Yours in Truth not only tells the life story of Ben Bradlee, it also examines the nature of truth and how to tell it.  Bradlee’s good friend John F. Kennedy once said, “A nation that is afraid to let its people judge the truth and falsehood in an open market is a nation that is afraid of its people.”  That statement gets at the essence of Bradlee’s approach to journalism as well as his instructions to his young biographer, Jeff Himmelman.  The love that Himmelman has for his subject comes through on every page even when the truth as he discovered it was uncomfortable, even embarrassing.  Any dilution or veiling of the facts would not have done justice to the legacy of Ben Bradlee.

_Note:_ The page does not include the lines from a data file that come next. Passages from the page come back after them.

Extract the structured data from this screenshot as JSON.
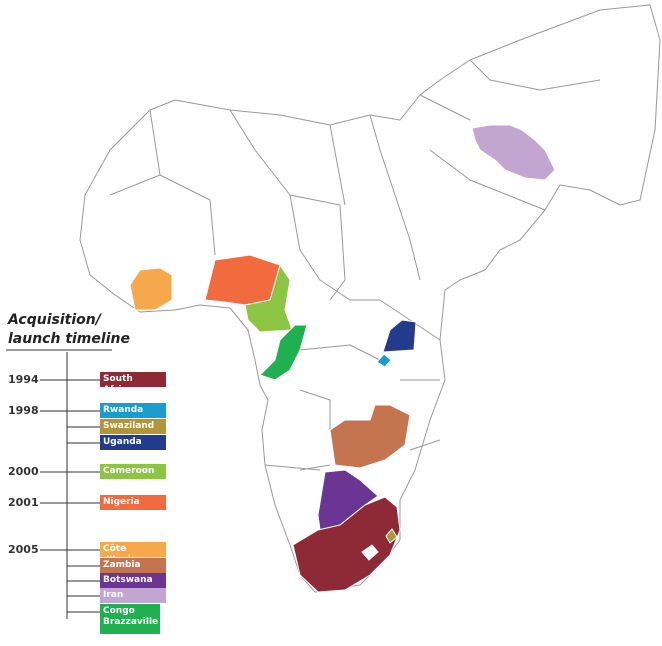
{
  "title_lines": [
    "Acquisition/",
    "launch timeline"
  ],
  "timeline": [
    {
      "year": "1994",
      "countries": [
        {
          "name": "South Africa",
          "color": "#8e2a35"
        }
      ]
    },
    {
      "year": "1998",
      "countries": [
        {
          "name": "Rwanda",
          "color": "#1a9ccc"
        },
        {
          "name": "Swaziland",
          "color": "#b0953a"
        },
        {
          "name": "Uganda",
          "color": "#223b8c"
        }
      ]
    },
    {
      "year": "2000",
      "countries": [
        {
          "name": "Cameroon",
          "color": "#8cc443"
        }
      ]
    },
    {
      "year": "2001",
      "countries": [
        {
          "name": "Nigeria",
          "color": "#f26b3f"
        }
      ]
    },
    {
      "year": "2005",
      "countries": [
        {
          "name": "Côte d'Ivoire",
          "color": "#f7a84a"
        },
        {
          "name": "Zambia",
          "color": "#c47550"
        },
        {
          "name": "Botswana",
          "color": "#6b3593"
        },
        {
          "name": "Iran",
          "color": "#c3a5d2"
        },
        {
          "name": "Congo Brazzaville",
          "color": "#1fb04f"
        }
      ]
    }
  ]
}
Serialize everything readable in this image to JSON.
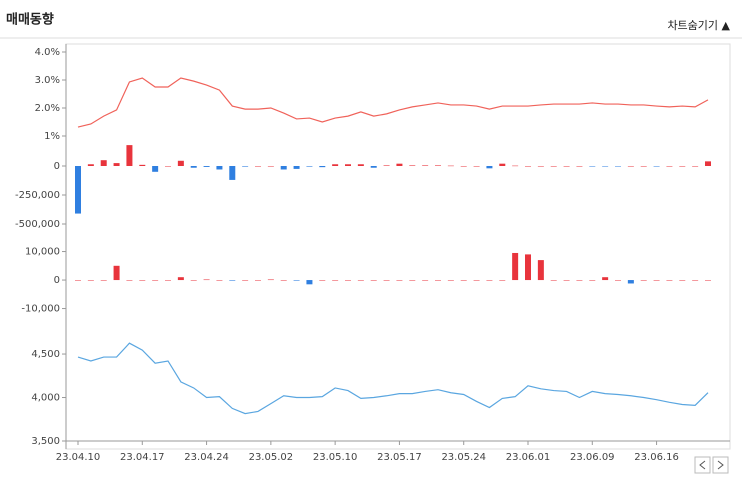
{
  "header": {
    "title": "매매동향",
    "toggle": "차트숨기기 ▲"
  },
  "chart_data": [
    {
      "type": "line",
      "color": "#f0625a",
      "ylim": [
        0.75,
        4.2
      ],
      "yticks": [
        {
          "value": 4,
          "label": "4.0%"
        },
        {
          "value": 3,
          "label": "3.0%"
        },
        {
          "value": 2,
          "label": "2.0%"
        },
        {
          "value": 1,
          "label": "1%"
        }
      ],
      "values": [
        1.32,
        1.43,
        1.71,
        1.93,
        2.93,
        3.07,
        2.75,
        2.75,
        3.07,
        2.96,
        2.82,
        2.64,
        2.07,
        1.96,
        1.96,
        2.0,
        1.82,
        1.61,
        1.64,
        1.5,
        1.64,
        1.71,
        1.86,
        1.71,
        1.79,
        1.93,
        2.04,
        2.11,
        2.18,
        2.11,
        2.11,
        2.07,
        1.96,
        2.07,
        2.07,
        2.07,
        2.11,
        2.14,
        2.14,
        2.14,
        2.18,
        2.14,
        2.14,
        2.11,
        2.11,
        2.07,
        2.04,
        2.07,
        2.04,
        2.29
      ]
    },
    {
      "type": "bar",
      "positive_color": "#e8343c",
      "negative_color": "#2f7fe0",
      "ylim": [
        -600000,
        200000
      ],
      "yticks": [
        0,
        {
          "value": -250000,
          "label": "-250,000"
        },
        {
          "value": -500000,
          "label": "-500,000"
        }
      ],
      "values": [
        -410000,
        15000,
        50000,
        25000,
        180000,
        10000,
        -50000,
        0,
        45000,
        -15000,
        -8000,
        -30000,
        -120000,
        -5000,
        0,
        0,
        -30000,
        -25000,
        -5000,
        -10000,
        15000,
        15000,
        15000,
        -15000,
        5000,
        20000,
        5000,
        5000,
        5000,
        3000,
        0,
        0,
        -20000,
        20000,
        3000,
        0,
        0,
        0,
        0,
        0,
        -3000,
        -3000,
        -3000,
        0,
        0,
        -3000,
        0,
        0,
        0,
        40000
      ]
    },
    {
      "type": "bar",
      "positive_color": "#e8343c",
      "negative_color": "#2f7fe0",
      "ylim": [
        -15000,
        15000
      ],
      "yticks": [
        {
          "value": 10000,
          "label": "10,000"
        },
        0,
        {
          "value": -10000,
          "label": "-10,000"
        }
      ],
      "values": [
        0,
        0,
        0,
        5000,
        0,
        0,
        0,
        0,
        1000,
        0,
        200,
        0,
        -200,
        0,
        0,
        200,
        0,
        -200,
        -1500,
        0,
        0,
        0,
        0,
        0,
        0,
        0,
        0,
        0,
        0,
        0,
        0,
        0,
        0,
        0,
        9500,
        9000,
        7000,
        0,
        0,
        0,
        0,
        1000,
        0,
        -1200,
        0,
        0,
        0,
        0,
        0,
        0
      ]
    },
    {
      "type": "line",
      "color": "#5aa6e0",
      "ylim": [
        3500,
        4750
      ],
      "yticks": [
        {
          "value": 4500,
          "label": "4,500"
        },
        {
          "value": 4000,
          "label": "4,000"
        },
        {
          "value": 3500,
          "label": "3,500"
        }
      ],
      "categories": [
        "23.04.10",
        null,
        null,
        null,
        null,
        "23.04.17",
        null,
        null,
        null,
        null,
        "23.04.24",
        null,
        null,
        null,
        null,
        "23.05.02",
        null,
        null,
        null,
        null,
        "23.05.10",
        null,
        null,
        null,
        null,
        "23.05.17",
        null,
        null,
        null,
        null,
        "23.05.24",
        null,
        null,
        null,
        null,
        "23.06.01",
        null,
        null,
        null,
        null,
        "23.06.09",
        null,
        null,
        null,
        null,
        "23.06.16",
        null,
        null,
        null,
        null
      ],
      "values": [
        4465,
        4420,
        4465,
        4465,
        4625,
        4545,
        4395,
        4420,
        4180,
        4110,
        4000,
        4010,
        3875,
        3815,
        3840,
        3930,
        4020,
        4000,
        4000,
        4010,
        4110,
        4080,
        3990,
        4000,
        4020,
        4045,
        4045,
        4070,
        4090,
        4055,
        4035,
        3955,
        3885,
        3990,
        4010,
        4135,
        4100,
        4080,
        4070,
        4000,
        4070,
        4045,
        4035,
        4020,
        4000,
        3975,
        3945,
        3920,
        3910,
        4055
      ]
    }
  ]
}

It was Bradlee’s wife, Sally Quinn, who instigated the biography and brought Jeff Himmelman into their lives.  Bradlee was not enamored of the idea, but eventually agreed to go along after a lot of pushing by Quinn.  According to Himmelman, Sally Quinn is an extremely talented and complicated person who is often surrounded by drama of her own making.  Writing about her and the marriage was clearly akin to walking through a minefield because she is often difficult to be around and apparently has a fragile ego.  Just the same, Himmelman accepted Quinn’s extremely gracious hospitality on many occasions as he sifted through thousands of pages from Ben Bradlee’s archives.  A less courageous biographer might have edited Quinn out to the extent possible or hidden behind superficialities when writing about her, but her relationship to Bradlee is so integral to the story that doing so would have probably have upset her more than what Himmelman wrote.  Himmelman understood that his job was to write the truth as he saw it without regard to how his subjects might react, after all, he was writing about the Master, himself.

Biographers tend to fall in love with their subjects, obsessively, defensively, and blindly, and this is why theirs is one of the most difficult writing tasks, especially when the subject and many of the important people in his or her life are still living. Given Bradlee’s iconic stature, it is easy to imagine Himmelman being a bit intimidated as well as awestruck, but Yours in Truth reveals neither of these weaknesses.  Himmelman took Bradlee at his word and pulled no punches with the result being a fine example of journalism in the great Ben Bradlee tradition.  He may have done his work too well, however, because ever since publication, no one in the Bradlee household will take Himmelman’s calls.  In time I expect that Ben Bradlee will reach out to his young biographer and thank him for this book, because if anyone can handle the truth it is Ben Bradlee.